In den meisten feministischen Konzeptionen der Maskerade geht es um eine Destabilisierung einer phallozentrischen Psychoanalyse, die eine essentielle, durch Kastrationskomplexe gefesselte Weiblichkeit unterstellt. Und aus dieser weist die Maskeradetheorie vielleicht tatsächlich einen Ausweg. Zugleich ist die Maskerade aber vor allem eine resignierte Haltung, die, wenn sie auch nicht auf einer originären Weiblichkeit beharrt, doch den Versuch, aus dieser Position in der Ökonomie auszubrechen, aufgegeben hat. Bestimmt ist die Maskerade aber Teil der ewigen Wiederholung der geschlechtlichen Subjektkonstitution, der dauernden Darstellung von Sein und Haben.

Wenn die Maskerade aber offensichtlich wird, wenn niemand an echte Weiblichkeit mehr glauben mag oder kann, dann kann sie entschleiernd wirken, dann kann sie es möglich machen, zu erkennen, daß Weiblichkeit schon immer ohne Essenz war, daß ein Dahinter nie existiert hat, daß die Kopie schon immer ohne Original war.

III.

Judith Butler hat deutlich gemacht, wie sehr der Vorgang der Subjektbildung in materielle gesellschaftliche Zwänge eingebettet ist. Subjektkonstitution und Geschlecht auf der Ebene phantasmatischer Beziehungen innerhalb einer Begehrensökonomie oder einer symbolischen Ordnung zu verorten, scheint keinerlei Anbindung an empirische Subjekte zu haben. Um statthaben zu können, müssen diese Subjekte aber ihre Konstitution immer wiederholen, diese Wiederholung findet innerhalb bestimmter gesellschaftlicher Normen statt: Heterosexualität, Inzesttabu u.ä. Diese Vorgänge unterliegen nicht dem Subjekt, weil sich dieses erst in ihnen bildet, nur im Rahmen einer stabilen Matrix gesellschaftlicher Zwänge können sie stattfinden.

Da, wo Judith Butler diese Notwendigkeit der Zwänge für die Subjektkonstitution mit der Annahme der performativen Wiederholung dieses Vorgangs verbindet, ist sie oft – zumal in Deutschland – so gelesen worden, als sei für sie die drag queen oder der Rollentausch à la Viktor und Viktoria der sichere Weg zu Emanzipation aus dem Geschlechterdrama.

Die Annahme, daß sich geschlechtliche Subjektivität performativ in einer prozeßhaften Wiederholung erstellen muß, eröffnet aber auch die Möglichkeit, gesellschaftliche Hegemonien zu erkennen und in Frage zu stellen.
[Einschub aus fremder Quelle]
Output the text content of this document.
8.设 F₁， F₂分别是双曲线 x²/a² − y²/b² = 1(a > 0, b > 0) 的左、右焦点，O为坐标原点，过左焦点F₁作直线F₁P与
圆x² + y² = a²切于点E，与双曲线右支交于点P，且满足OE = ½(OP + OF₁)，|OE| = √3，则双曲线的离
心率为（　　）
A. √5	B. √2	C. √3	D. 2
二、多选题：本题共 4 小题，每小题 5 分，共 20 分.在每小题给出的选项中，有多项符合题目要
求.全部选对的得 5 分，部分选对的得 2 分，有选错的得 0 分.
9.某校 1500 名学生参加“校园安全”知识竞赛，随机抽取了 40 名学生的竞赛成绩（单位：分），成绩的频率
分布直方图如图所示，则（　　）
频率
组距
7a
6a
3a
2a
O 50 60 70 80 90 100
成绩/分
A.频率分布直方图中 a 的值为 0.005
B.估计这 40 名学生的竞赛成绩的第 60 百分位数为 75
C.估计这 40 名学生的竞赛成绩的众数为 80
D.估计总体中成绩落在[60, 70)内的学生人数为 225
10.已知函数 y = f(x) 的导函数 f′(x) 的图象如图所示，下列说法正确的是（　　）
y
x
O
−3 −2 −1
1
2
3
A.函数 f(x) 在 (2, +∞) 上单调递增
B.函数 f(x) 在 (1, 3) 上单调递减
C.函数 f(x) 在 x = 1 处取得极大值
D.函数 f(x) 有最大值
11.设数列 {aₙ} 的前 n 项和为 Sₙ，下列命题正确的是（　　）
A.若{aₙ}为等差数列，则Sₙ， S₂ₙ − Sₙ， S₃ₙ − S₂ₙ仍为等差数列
Die Hegemonien, deren Verbote und Anweisungen Voraussetzung der Zwänge sind, in denen sich die Konstituierung von (geschlechtlicher) Identität bewegt. Und deshalb geht es nicht um die Travestie-Show, die harmlose Parodie, die allen den Ausweg, die Abwehr des BeFremden über das Gelächter der Konsumierenden läßt, sondern um eine humorlose Parodie, eine Parodie ohne Lachen. Die Nachahmung soll den Begriff des Originals verspotten, nicht der Versuch sein, dem Original nahe zu kommen. Eine Parodie ohne Humor: die Pastiche. Sie kann die moderne Ideologie der Individualität enttarnen. Die Pastiche, die auf keine Normalität außerhalb ihrer selbst verweist. Sie, genauer ihre Durchsetzung gegenüber der Parodie, die sich noch auf ein Original bezieht, ist Ausdruck einer Gesellschaft, deren Fetischismus mittlerweile soweit geht, daß das Bild nicht mehr Abbild sein muß. Dadurch ist sie – die Pastiche – aber auch ein Moment, das darauf verweist, was Authentizität und Individualität, Ursprung und Einzigartigkeit wohl immer schon waren: Ideologien der bürgerlichen Gesellschaft.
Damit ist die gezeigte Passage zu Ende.